Big Miner Rio Tinto kicked off the reporting season for large caps, with a 1H19 financial profit +12% on 1H18. Whilst cost pressures are now rising, and capex is forecast to increase (now through to 2020), RIO is managing to contain them to this point with continued focus on productivity. It will restock its share buyback with a further US$1b, and will return capital when its estimated US$5b of asset sales complete. The market shrugged, sending the shares down 2.1% in London trading straight afterwards. Key takeaway: Good results are expected from the miners.
That said, ALS Limited a global provider of testing and laboratory services (to the mining sector in particular) noted at its AGM that 1H19 profit could be by up to +25% due to strong demand for its services. The price jumped +11% on the prior close (and rallied further since), indicating that the market has underappreciated the extent of recovery in the service sector still to play out. Even where share prices are already high. On our reckoning, ALS trades on 25x expected profit (i.e. after the further profit increase now expected in 2019).

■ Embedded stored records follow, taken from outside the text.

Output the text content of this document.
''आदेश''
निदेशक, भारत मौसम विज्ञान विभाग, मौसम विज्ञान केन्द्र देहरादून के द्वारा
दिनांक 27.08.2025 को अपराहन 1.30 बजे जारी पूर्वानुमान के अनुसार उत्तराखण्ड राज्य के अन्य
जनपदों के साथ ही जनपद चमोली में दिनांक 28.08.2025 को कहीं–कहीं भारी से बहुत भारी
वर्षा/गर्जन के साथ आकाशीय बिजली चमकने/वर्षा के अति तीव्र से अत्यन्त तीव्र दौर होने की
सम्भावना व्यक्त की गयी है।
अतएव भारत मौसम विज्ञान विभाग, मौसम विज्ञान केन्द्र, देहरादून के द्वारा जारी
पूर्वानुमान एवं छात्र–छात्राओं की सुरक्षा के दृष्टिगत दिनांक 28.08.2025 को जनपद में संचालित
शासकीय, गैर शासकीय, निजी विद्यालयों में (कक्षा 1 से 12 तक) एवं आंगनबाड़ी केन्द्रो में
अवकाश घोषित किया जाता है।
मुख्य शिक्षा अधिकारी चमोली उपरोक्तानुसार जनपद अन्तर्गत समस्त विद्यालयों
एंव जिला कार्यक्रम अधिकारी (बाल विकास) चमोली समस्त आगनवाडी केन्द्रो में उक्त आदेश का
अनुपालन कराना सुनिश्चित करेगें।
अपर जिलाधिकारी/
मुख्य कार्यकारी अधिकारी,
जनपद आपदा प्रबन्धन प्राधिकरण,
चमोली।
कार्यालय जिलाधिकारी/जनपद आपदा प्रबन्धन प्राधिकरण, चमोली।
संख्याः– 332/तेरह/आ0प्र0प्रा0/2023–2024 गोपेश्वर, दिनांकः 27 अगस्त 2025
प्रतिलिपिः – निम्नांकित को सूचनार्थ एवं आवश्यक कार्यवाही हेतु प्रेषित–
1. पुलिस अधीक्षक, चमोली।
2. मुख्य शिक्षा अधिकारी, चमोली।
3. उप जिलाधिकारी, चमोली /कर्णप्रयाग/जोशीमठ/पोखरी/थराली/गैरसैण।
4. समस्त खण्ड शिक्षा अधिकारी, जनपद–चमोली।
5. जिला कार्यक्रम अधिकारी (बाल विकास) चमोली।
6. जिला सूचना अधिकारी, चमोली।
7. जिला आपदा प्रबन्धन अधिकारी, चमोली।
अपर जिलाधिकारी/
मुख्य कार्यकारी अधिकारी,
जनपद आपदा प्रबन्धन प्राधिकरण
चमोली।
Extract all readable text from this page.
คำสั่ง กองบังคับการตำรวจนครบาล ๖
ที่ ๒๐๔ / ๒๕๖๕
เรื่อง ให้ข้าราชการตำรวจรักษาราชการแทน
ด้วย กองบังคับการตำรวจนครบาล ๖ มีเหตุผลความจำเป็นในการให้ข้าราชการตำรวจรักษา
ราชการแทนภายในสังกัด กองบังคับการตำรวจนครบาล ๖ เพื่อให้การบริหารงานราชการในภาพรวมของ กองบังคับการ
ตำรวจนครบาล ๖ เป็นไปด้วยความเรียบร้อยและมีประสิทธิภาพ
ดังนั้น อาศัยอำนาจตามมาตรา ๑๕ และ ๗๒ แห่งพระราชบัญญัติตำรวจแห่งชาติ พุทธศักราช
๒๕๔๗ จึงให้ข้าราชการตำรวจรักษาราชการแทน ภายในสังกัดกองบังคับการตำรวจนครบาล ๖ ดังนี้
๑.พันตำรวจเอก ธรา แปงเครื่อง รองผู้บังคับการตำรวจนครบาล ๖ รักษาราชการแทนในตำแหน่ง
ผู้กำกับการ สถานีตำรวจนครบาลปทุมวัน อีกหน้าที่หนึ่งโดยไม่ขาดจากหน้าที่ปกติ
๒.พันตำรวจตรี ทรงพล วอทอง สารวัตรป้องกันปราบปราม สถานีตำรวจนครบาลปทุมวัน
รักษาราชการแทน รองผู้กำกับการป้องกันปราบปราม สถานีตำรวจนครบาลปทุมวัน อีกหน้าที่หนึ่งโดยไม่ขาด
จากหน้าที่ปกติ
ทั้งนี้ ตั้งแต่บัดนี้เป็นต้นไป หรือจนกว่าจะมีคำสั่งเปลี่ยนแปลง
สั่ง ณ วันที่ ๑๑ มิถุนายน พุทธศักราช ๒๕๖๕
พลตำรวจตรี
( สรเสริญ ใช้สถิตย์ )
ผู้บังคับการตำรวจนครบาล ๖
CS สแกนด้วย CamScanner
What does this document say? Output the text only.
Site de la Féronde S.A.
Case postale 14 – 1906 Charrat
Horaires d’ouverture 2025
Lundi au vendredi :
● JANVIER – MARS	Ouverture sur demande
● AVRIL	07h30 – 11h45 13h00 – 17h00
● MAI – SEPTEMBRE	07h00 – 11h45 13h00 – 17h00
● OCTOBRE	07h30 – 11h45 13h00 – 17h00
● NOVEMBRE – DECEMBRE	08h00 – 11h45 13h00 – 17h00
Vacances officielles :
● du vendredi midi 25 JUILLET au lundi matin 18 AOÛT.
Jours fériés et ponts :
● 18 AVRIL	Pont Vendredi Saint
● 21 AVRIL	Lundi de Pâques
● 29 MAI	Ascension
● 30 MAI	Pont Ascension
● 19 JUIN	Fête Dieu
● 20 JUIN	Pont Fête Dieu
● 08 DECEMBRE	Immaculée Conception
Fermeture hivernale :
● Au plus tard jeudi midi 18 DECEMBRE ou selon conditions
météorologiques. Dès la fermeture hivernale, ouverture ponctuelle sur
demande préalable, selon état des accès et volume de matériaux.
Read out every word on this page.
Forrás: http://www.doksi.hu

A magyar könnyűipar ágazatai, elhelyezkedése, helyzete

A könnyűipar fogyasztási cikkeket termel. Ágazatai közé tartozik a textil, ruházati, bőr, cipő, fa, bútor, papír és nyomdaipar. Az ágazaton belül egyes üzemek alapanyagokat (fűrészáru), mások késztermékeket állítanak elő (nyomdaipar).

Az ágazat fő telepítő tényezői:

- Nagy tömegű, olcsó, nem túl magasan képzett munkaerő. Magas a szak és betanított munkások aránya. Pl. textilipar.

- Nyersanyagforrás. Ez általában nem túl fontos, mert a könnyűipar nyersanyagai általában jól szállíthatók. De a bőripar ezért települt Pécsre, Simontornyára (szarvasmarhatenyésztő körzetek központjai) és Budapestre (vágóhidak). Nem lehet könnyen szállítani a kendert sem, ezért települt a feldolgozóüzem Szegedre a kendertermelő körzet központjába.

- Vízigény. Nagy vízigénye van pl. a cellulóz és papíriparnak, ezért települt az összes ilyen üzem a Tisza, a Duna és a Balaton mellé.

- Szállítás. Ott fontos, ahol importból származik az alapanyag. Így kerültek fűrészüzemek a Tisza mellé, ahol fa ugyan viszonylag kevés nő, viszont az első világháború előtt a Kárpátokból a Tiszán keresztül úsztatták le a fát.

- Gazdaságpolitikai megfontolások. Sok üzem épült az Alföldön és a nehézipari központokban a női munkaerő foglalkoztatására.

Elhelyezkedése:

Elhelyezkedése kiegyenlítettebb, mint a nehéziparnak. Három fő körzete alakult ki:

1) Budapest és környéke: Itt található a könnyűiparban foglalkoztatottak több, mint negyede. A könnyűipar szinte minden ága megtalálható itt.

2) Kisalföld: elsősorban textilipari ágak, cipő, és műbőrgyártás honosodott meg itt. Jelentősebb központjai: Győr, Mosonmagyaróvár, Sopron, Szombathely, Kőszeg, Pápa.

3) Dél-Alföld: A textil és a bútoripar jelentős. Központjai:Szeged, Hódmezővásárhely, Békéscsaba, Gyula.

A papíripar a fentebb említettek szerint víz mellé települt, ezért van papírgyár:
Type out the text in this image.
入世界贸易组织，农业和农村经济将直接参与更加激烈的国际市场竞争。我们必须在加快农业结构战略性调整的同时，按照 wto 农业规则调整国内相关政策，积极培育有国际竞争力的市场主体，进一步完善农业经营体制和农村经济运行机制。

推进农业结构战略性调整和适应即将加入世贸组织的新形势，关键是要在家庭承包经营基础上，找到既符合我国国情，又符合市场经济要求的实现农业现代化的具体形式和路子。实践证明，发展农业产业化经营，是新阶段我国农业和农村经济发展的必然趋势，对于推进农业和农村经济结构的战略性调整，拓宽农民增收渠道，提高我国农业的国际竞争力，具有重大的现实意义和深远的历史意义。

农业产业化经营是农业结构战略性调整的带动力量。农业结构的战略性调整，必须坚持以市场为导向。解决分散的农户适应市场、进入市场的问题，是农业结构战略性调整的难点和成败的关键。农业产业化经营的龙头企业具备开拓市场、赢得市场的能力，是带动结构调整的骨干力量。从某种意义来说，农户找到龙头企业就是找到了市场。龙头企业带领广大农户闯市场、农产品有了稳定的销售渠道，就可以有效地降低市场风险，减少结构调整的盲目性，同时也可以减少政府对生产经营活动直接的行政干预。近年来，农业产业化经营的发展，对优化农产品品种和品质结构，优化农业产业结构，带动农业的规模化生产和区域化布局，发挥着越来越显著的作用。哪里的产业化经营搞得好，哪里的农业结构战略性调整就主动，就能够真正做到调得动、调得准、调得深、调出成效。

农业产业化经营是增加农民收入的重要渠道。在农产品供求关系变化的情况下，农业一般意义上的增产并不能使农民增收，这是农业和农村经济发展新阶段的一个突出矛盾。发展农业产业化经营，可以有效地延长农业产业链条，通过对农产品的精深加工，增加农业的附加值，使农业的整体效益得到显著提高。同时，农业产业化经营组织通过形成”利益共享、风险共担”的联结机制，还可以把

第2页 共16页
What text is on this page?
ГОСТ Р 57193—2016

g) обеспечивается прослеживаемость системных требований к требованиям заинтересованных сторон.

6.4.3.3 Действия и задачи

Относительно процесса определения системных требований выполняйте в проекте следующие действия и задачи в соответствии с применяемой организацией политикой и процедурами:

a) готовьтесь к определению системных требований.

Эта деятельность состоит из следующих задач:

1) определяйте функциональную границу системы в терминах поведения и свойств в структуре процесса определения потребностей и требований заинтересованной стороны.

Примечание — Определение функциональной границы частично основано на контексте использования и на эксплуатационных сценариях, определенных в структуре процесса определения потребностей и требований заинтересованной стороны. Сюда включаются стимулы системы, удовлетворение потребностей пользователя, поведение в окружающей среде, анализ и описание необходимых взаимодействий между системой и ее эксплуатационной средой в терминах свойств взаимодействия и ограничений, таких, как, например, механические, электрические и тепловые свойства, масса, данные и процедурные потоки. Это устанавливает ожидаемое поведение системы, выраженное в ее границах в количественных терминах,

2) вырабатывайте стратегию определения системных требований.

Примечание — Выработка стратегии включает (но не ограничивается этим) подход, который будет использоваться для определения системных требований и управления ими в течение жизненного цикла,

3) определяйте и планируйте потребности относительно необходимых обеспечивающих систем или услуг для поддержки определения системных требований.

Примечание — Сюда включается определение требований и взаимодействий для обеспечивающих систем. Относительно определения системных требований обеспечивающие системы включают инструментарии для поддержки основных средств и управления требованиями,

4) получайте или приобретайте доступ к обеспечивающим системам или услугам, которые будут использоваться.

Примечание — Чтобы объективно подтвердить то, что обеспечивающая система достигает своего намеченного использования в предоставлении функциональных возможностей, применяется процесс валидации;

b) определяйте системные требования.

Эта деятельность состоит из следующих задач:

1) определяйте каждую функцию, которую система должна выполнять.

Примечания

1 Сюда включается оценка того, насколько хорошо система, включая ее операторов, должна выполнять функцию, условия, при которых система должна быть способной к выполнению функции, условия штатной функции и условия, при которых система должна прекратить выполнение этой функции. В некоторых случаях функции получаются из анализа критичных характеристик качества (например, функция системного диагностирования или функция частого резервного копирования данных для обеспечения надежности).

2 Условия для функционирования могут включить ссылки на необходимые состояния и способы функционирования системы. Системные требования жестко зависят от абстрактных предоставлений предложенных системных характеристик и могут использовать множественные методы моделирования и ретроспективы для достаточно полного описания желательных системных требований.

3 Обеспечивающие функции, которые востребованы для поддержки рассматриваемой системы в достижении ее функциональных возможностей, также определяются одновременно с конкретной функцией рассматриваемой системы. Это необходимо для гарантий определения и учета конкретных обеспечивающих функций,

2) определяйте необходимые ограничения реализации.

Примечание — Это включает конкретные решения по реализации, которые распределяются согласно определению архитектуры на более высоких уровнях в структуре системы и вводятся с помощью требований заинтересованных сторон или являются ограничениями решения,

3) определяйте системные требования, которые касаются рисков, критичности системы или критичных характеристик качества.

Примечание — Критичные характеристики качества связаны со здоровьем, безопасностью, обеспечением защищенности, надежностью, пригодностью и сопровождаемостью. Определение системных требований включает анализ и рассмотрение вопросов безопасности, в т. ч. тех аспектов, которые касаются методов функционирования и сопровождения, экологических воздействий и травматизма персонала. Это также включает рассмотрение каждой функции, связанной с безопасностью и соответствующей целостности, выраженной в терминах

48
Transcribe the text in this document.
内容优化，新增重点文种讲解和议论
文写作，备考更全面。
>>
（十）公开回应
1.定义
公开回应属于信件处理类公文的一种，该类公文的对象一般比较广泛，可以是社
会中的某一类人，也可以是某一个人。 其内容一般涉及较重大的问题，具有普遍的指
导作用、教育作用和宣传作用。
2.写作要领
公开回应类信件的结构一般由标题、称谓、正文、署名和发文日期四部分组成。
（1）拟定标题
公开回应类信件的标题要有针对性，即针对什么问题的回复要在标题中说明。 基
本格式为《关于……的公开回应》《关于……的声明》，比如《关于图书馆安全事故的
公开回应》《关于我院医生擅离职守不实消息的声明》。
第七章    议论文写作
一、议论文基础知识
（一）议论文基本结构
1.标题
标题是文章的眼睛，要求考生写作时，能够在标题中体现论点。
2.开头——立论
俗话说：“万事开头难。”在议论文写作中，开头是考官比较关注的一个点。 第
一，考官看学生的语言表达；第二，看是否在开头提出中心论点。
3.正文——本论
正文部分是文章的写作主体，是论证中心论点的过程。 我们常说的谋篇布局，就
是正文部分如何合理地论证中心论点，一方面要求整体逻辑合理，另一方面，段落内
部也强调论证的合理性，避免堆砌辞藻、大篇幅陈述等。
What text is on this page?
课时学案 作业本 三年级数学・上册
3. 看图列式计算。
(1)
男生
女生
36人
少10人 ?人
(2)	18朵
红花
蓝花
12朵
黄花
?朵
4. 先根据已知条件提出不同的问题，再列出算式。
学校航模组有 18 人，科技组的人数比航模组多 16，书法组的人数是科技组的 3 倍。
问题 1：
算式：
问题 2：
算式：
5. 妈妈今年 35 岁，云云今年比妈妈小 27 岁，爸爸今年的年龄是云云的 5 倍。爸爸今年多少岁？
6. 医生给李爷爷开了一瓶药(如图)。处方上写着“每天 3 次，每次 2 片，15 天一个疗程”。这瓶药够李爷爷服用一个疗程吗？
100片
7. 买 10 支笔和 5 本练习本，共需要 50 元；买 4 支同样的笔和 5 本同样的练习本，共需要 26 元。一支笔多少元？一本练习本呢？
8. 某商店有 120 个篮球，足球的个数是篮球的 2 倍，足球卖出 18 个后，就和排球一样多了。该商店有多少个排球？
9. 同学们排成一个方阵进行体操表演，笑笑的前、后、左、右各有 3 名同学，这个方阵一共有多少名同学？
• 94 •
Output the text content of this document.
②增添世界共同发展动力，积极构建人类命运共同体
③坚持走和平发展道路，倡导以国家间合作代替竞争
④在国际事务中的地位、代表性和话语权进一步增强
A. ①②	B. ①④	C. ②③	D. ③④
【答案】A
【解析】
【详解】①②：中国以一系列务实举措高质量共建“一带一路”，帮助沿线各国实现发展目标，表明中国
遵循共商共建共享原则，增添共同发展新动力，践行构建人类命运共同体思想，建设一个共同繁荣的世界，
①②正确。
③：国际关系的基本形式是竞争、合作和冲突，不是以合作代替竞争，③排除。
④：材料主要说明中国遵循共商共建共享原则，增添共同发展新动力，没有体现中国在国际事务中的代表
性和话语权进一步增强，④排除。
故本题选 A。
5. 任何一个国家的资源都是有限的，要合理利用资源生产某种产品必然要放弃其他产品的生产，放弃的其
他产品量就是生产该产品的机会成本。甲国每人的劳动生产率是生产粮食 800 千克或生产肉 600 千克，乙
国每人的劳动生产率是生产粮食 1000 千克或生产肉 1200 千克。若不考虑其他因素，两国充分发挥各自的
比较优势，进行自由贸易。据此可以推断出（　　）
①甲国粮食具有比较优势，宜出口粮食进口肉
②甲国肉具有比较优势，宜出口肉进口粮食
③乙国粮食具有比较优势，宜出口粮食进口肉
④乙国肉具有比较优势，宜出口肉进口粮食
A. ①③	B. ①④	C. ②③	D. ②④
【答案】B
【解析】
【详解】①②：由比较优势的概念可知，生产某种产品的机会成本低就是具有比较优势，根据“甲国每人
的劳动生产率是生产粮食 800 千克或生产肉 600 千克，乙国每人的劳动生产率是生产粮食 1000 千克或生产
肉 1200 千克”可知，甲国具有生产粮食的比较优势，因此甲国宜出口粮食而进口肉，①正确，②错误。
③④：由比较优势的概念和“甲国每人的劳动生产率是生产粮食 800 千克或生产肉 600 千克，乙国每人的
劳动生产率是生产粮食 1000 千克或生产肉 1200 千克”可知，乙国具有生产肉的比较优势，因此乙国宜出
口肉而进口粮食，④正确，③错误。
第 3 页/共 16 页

AMP was again making headlines this week. After last week announcing plans to “accelerate advice remediation” this week its Chairman, David Murray was quoted as looking to rebuild the business by ignoring the ASX corporate governance principles, which he claims are creating a distraction, so that his board can focus on bigger strategic issues, and so that his chief executive can run the company. Fighting words indeed, it will be interesting to see how that goes, and whether the sentiment, shared by several prominent industry leaders gains wider traction.